La visita tiene una duración de al menos media hora y un coste de entre 2.000 y 2.900 rublos (de 28 a 41 euros) dependiendo de si es en Moscú o las afueras, respectivamente. Desde su creación en septiembre de 2015, se han realizado 12.000 servicios, de los que un 40% son usuarios que han repetido la experiencia. Tal es la relevancia de este servicio médico, que la compañía de internet rusa Yandex y el fondo de inversión Baring Vostok han invertido 5,5 millones de dólares.

La necesidad de atención médica domiciliaria ha provocado que este servicio se replique en distintos países como en Francia (SOS Medecins) e India (Portea), adaptados a los sistemas sanitarios y legislación propios de cada región.  Estos servicios son conocidos como ‘Uber-medicina’ y se caracterizan por prestar servicio domiciliario en el menor tiempo posible, bien a través de llamada telefónica o mediante aplicación móvil.

Beneficios de la innovación

Además de las ventajas de no tener que desplazarse, los usuarios pueden elegir al médico que les visita, a diferencia de muchos servicios de urgencias en el que atiende la persona que se encuentra en ese momento. Si bien el médico que suele acudir es el que se encuentra más cerca del paciente, éste puede seleccionar los médicos disponibles en función de las opiniones de otros pacientes, lo que aumenta las probabilidades de elegir a un buen médico.

Este sistema no sólo beneficia a pacientes. Los médicos y enfermeras tienen también importantes ventajas: una ganancia económica extra de su fuente principal de ingresos, como y flexibilidad de horario en su jornada laboral. Así, crear nuevos modelos de negocio basados en las nuevas tecnologías puede facilitar el entorno personal y profesional, especialmente en el ámbito de la salud.

Todas estas empresas, dedicadas a la innovación en medicina, resultan cada vez más interesantes para el capital de riesgo y para la creación de alianzas entre instituciones sanitarias, como los hospitales, que consideran que esta nueva forma de atención médica ayuda a reducir el número de visitas domiciliarias innecesarias, la saturación de los servicios de urgencias y los ingresos hospitalarios.

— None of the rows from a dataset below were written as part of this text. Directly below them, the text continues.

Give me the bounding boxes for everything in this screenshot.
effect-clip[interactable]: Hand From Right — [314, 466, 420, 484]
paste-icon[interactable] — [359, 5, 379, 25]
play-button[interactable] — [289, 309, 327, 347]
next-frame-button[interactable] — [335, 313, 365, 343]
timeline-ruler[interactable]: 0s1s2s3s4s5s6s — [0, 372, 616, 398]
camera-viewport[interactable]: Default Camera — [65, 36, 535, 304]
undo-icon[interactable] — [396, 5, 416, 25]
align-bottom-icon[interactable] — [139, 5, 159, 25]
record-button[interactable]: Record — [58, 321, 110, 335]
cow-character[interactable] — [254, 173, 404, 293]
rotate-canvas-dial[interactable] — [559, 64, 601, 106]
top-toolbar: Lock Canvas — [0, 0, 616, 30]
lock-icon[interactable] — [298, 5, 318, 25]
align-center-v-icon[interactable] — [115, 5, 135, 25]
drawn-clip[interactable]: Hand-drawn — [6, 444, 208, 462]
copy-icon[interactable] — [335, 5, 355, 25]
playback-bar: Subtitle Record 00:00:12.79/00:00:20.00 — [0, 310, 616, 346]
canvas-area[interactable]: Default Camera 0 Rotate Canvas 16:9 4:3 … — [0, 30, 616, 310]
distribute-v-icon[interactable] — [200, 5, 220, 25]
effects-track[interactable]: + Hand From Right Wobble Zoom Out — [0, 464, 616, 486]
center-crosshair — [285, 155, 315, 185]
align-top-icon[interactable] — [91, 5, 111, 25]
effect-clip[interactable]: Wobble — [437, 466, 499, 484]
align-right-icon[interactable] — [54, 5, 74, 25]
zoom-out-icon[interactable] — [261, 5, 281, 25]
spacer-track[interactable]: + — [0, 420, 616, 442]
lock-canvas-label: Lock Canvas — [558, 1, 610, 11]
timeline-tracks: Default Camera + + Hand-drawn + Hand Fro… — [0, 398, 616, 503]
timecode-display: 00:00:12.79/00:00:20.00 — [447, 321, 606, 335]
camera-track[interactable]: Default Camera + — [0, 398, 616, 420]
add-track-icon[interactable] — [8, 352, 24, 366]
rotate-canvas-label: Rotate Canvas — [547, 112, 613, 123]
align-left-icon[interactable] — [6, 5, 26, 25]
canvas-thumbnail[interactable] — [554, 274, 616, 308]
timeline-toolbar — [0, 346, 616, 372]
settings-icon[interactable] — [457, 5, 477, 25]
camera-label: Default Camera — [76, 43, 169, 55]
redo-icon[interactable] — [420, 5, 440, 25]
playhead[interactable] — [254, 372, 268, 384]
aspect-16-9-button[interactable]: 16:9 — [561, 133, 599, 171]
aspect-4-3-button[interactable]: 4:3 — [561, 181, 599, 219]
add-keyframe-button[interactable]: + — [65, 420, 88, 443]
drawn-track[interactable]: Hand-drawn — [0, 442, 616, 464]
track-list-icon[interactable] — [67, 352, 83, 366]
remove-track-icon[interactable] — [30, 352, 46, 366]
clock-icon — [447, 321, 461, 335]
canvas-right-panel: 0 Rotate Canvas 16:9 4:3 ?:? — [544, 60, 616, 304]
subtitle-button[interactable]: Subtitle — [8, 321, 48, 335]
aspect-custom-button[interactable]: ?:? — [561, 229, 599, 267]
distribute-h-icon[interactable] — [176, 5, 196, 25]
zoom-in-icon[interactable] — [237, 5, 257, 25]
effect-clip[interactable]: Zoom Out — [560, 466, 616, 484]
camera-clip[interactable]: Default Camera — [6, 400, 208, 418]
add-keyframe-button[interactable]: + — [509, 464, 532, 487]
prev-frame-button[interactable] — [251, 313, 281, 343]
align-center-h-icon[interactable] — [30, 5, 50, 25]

Asistentes médicos y enfermeras

Asimismo, con la llegada de las nuevas tecnologías se redistribuye la carga laboral. De esta forma, los asistentes sanitarios, las enfermeras, e incluso los choferes, pueden participar del trabajo del médico.

La empresa RetraceHealth, en Minneapolis, pone en marcha una videoconsulta con una enfermera experimentada ubicada en la oficina de la empresa, al recibir la llamada. Este servicio tiene un coste de 50 dólares. En caso de que sea necesario que un médico acuda al domicilio, la visita asciende a los 150 dólares.

Se evita con ello, que un médico se desplace innecesariamente, sobrecargar la dotación existente de médicos y pagar por un servicio más caro que podría solucionarse mediante consulta telefónica. Otras empresas como Heal, creada en Los Ángeles y San Francisco, se sirve también de apoyo médico, pero en este caso de logística para trasladar los aparatos portátiles médicos y para facilitar el desplazamiento del médico, en una hora como máximo.

La empresa MedZed, en la línea de RetraceHealth, hace que el usuario pase primero por el filtro de la enfermera, quien se desplaza para realizar un primer diagnóstico. Posteriormente, ésta realiza una videoconferencia desde su propio portátil, quien, en caso de considerarlo necesario, solicita un plan de tratamiento a distancia u otras medidas médicas.

En Nueva York, la empresa Pager utiliza los servicios de transporte de la propia Uber para garantizar que los médicos y enfermeras realizan la visita de forma rápida. La visita es más cara (200 dólares) debido a la contratación de un servicio externo, pero se aseguran de garantizar la rapidez.  

Sin ir tan lejos, y tal y como sucedía con SOS medicine en Francia, existen otras empresas europeas que proporcionan servicios similares. La empresa Knok, localizada en Lisboa, Portugal, dirige a un grupo compuesto por 50 médicos valorados por comentarios de pacientes que ya han probado sus servicios. Además, ofrece ventajas en el sistema de pago, pues se puede realizar mediante la propia aplicación.

La innovación médica, especialmente la basada en tecnología móvil, podría ser una herramienta indispensable en los próximos años para minimizar los costes innecesarios, optimizar el tiempo disponible, y mejorar la calidad de vida de los profesionales sanitarios y de los pacientes.